Following is a letter Rep. James Comer of Kentucky and Rep. Pete Sessions of Texas—chair of the Oversight and Accountability Committee and its federal workforce subcommittee—asking OMB for the status of actions to increase onsite work by federal employees, the latest in a series of such letters and queries at hearings skeptical about the continued relatively high levels of telework.
The Committee on Oversight and Accountability is conducting oversight of agency telework policies and their impact on agency missions. As part of this oversight, we seek an update on the implementation of Office and Personnel Management memorandum M-23-15, Measuring, Monitoring, and Improving Organizational Health and Organizational Performance in the Context of Evolving Agency Work Environments, to include progress in increasing in-person work.
M-23-15 was issued in April 2023 and appears to envision an improved, data-driven approach to measuring agency performance and customer service, to include the impact of telework. In May 2023, Committee Republicans sent requests to 25 agencies seeking telework related data to assess the claims of the Biden Administration that telework in Federal agencies had been an unmitigated success and therefore justified a permanent shift to widespread telework. It stood to reason that in the wake of OMB publishing M-23-15, agencies would be compiling the data we requested. Yet, even after a protracted delay in providing any response at all, agencies generally produced very little quantitative data underpinning their telework and remote work policies. While the Committee continues our efforts to obtain substantive responses, we assume these agencies have been more responsive to your agency. In fact, in a July 2023 briefing, OMB staff reported that “nearly all CFO Act agencies have submitted plans for review.” Thus, we assume agencies have provided OMB with significant data relevant to our inquiry.
In addition, M-23-15 states there is an “expectation…agencies will continue to substantially increase meaningful in-person work at Federal offices, particularly at headquarters and equivalents…” In the July briefing, OMB stated it anticipated “establishing a minimum of 4-6 days in-person per pay period or existing expectations already in excess of 6 days per pay period due to ongoing mission needs” at agency headquarters. It is important to understand the status of in-person work plans, so we seek updates regarding these as well.
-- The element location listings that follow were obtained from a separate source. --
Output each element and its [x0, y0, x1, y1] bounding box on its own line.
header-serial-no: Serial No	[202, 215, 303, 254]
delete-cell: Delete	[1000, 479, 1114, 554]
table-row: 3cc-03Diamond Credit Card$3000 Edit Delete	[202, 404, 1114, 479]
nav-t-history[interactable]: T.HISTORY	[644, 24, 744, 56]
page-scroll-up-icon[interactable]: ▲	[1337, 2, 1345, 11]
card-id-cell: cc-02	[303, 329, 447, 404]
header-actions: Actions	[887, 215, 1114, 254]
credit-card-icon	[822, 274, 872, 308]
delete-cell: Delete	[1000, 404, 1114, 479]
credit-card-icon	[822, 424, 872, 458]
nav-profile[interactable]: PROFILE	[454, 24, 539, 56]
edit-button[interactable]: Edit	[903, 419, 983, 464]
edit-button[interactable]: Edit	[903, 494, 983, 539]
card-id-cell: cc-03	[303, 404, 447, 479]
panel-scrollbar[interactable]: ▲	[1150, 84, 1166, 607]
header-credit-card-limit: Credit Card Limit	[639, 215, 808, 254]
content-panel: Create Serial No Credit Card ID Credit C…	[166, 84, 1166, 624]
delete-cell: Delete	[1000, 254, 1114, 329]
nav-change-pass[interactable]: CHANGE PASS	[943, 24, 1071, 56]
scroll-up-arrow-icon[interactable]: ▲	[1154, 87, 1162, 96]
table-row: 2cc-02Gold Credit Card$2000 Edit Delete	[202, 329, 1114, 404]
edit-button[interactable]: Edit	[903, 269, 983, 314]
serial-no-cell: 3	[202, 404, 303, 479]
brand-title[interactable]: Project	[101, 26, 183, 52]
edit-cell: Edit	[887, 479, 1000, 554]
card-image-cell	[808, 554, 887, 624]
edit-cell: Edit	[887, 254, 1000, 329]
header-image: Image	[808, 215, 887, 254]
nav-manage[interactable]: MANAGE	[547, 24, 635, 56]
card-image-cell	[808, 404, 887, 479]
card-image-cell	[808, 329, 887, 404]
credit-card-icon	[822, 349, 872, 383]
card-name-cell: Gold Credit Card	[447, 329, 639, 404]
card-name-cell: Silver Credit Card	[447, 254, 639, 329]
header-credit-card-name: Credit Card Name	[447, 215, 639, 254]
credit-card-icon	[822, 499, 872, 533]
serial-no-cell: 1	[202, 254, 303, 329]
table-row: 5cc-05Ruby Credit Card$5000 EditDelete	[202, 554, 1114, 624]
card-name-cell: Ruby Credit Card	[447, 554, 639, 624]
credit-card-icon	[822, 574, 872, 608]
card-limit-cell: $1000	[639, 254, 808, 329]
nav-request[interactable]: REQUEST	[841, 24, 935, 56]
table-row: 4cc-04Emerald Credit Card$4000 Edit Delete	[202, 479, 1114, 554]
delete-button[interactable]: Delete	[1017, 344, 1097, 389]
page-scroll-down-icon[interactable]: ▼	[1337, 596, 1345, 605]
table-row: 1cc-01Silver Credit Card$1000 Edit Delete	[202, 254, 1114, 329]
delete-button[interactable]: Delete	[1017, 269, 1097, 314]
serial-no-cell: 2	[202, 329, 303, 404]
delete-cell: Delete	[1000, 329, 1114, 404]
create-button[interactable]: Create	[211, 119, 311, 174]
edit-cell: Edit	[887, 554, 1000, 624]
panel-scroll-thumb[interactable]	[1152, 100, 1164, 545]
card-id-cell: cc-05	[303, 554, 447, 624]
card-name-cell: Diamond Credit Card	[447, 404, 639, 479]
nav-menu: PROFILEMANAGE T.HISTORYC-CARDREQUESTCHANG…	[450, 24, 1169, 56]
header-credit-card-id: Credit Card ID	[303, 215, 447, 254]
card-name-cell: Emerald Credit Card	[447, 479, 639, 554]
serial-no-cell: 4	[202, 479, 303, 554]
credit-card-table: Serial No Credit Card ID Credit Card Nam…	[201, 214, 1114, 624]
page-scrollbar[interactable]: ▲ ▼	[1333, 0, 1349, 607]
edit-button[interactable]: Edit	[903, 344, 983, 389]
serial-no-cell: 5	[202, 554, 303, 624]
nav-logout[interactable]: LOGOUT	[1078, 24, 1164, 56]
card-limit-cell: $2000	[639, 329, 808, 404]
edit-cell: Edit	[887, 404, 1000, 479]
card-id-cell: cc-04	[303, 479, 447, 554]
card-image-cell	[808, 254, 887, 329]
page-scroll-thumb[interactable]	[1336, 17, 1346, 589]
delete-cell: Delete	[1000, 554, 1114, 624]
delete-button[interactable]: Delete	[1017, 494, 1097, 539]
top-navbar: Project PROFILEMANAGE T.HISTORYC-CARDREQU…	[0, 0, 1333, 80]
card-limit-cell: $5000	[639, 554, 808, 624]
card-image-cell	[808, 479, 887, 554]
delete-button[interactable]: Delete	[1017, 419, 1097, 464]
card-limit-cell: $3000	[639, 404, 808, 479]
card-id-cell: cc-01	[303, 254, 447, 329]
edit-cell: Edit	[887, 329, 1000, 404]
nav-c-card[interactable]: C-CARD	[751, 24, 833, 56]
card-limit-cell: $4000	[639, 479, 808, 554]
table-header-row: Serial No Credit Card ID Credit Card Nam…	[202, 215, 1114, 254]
This is especially true in light of recent reports that White House chief of staff Jeffrey Zients has yet again had to personally insert himself into the effort to increase in-person work at Federal agencies. This report says he is “demanding proof” of return-to-office plans and progress. So are we. Over and above the effort to increase in-person work, this highlights concerns the federal workforce may believe it can do as it sees fit, regardless of which administration is in charge.
Ultimately, the telework debate is about agency performance. The better agencies are able to measure performance, the better they can improve customer satisfaction and use taxpayer dollars more efficiently. Both Congress and the Administration will also be able to better conduct oversight and make policy and budgeting decisions. As your own guidance states, current performance frameworks do not reach to a sufficiently granular level, a possible contributing factor to the public being “often dissatisfied with government services when compared to the private sector.” The public’s perception of federal agency performance is likely further damaged by reports that federal workers are resisting even the President’s own direction to increase in-person work, as well as union grievances that hinder agency management’s efforts to increase in-person work to better accomplish their missions. To assist the Committee in its oversight, please provide the following information, documents and communications no later than February 14, 2024:
1. Copies of Workplace Environment Plans for all Chief Financial Officer Act agencies;
2. A status report on all agency plans to increase in-person work, to include an implementation timeline and an explanation of any obstacles that have impeded such efforts;
3. In cases in which either collective bargaining agreements or grievances filed by collective bargaining units have impeded efforts to increase in-person work, a description of the circumstances and outcomes;
4. A description of employee resistance to increased in-person work;
5. A description of any findings regarding the impact, positive or negative, of increased telework or remote work on agency performance, to include observations down to the most granular work element possible. Also include the data underlying these findings;
6. An explanation of new or evolving best practices regarding organizational performance and organizational health measurement in federal agencies, to include the impact of telework and remote work;
7. An explanation of how federal “leaders, managers, and supervisors are being held to the highest standards of accountability for understanding how their operational units are performing and …(maximizing) organizational performance and organizational health;”
8. An explanation of challenges federal leaders, managers, and supervisors face in “maximizing organizational performance and organizational health;” and
9. An analysis of agency continuity of operations capabilities vis-à-vis alternative work capabilities.